MILAN, Italy -- Riders who want to compete in the 2008 Giro
d'Italia will need a biological passport, the anti-doping
initiative first proposed during a summit in Paris in October.
"Pursuing an objective of transparency is by now
indispensable," race director Angelo Zomegnan said Saturday while
announcing the route for the Giro. "The deal made in Paris with
the [World Anti-Doping Agency], allows us to screen the
physiological values clearly for the athletes that want to
participate in May."
The passport program is the latest initiative by cycling
authorities to clean up the doping-marred sport. The program will
monitor a series of blood parameters of a rider over time to create
the medical snapshot that will be compared to results of doping
The 91st edition of the race, which is the most prestigious in
cycling behind the Tour de France, will open with three stages in
Sicily and includes four time trials on a course considered less
difficult than recent years.
"There are fewer mountains, fewer kilometers to cover on
average per day, less stress and above all, much less moving about
[between legs]," Zomegnan said.
Paolo Savoldelli, who won the Giro in 2002 and 2005, applauded
the introduction of the passports.
"We can finally get back up again after so many empty
discussions," said Savoldelli, who was among the five Giro winners
from the past eight years at the unveiling of the 2008 Giro route.
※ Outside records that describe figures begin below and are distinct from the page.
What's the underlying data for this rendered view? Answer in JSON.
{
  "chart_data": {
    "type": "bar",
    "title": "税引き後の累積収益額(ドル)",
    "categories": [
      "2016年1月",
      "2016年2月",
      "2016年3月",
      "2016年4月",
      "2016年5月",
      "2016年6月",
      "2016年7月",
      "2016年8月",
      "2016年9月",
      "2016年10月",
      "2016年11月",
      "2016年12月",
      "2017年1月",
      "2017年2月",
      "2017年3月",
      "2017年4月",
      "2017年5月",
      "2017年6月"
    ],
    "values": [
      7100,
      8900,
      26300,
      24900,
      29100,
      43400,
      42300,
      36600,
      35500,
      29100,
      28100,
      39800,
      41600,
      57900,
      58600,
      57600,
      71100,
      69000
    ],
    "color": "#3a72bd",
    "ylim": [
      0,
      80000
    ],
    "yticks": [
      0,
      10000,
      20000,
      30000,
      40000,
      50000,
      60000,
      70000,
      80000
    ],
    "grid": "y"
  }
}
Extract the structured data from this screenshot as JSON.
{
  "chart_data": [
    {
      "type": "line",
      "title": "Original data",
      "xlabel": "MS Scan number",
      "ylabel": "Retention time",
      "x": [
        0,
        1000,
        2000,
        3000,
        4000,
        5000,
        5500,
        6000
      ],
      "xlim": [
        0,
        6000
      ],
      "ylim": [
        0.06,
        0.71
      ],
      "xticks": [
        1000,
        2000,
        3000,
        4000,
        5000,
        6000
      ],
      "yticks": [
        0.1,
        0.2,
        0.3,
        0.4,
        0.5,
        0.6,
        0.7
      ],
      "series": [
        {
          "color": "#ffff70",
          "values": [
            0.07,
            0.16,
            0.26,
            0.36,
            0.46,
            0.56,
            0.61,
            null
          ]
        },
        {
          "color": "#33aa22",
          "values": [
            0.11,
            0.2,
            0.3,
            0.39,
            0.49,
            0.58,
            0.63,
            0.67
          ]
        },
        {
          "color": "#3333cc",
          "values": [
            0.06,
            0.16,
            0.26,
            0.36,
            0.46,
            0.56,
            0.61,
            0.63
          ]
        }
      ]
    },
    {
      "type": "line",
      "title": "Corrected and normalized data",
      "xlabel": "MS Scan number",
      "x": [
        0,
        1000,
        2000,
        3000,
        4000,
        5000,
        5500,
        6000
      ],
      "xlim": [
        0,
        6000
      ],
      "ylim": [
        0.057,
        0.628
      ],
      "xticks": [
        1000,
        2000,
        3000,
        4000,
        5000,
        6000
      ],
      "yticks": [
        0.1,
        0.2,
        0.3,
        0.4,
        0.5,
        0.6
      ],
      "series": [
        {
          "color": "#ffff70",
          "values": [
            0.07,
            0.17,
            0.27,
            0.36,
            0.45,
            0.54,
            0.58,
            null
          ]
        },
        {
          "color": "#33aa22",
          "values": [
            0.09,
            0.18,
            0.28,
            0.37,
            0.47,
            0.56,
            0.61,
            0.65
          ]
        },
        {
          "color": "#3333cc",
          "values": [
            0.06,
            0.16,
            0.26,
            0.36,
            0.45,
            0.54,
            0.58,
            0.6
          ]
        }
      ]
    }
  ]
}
Zomegnan also suggested that 2007 winner Danilo Di Luca, who was
at the ceremony but is serving a three-month ban for a
doping-related offense, would be allowed to defend his title as
long as he is licensed.
"I'm not a policeman in my decisions," Zomegnan said. "If a
driver doesn't lose his license, he may drive. With it, the rider
deserves the presumption of innocence."
The 21-stage Giro, which runs from May 10-June 1, will include
six flat or mildly undulating stages, seven mixed legs, and four
serious mountain stages, three with uphill finishes. Stage 16 from
San Vigilio to Plan de Corones is a team time trial.
"This year is the real Giro d'Italia," Italy president and
cycling enthusiast Romano Prodi said in a prerecorded message. "By
choosing [a route], not in a circle, but from south to north, [the
Giro] is permitted to run through the entire country."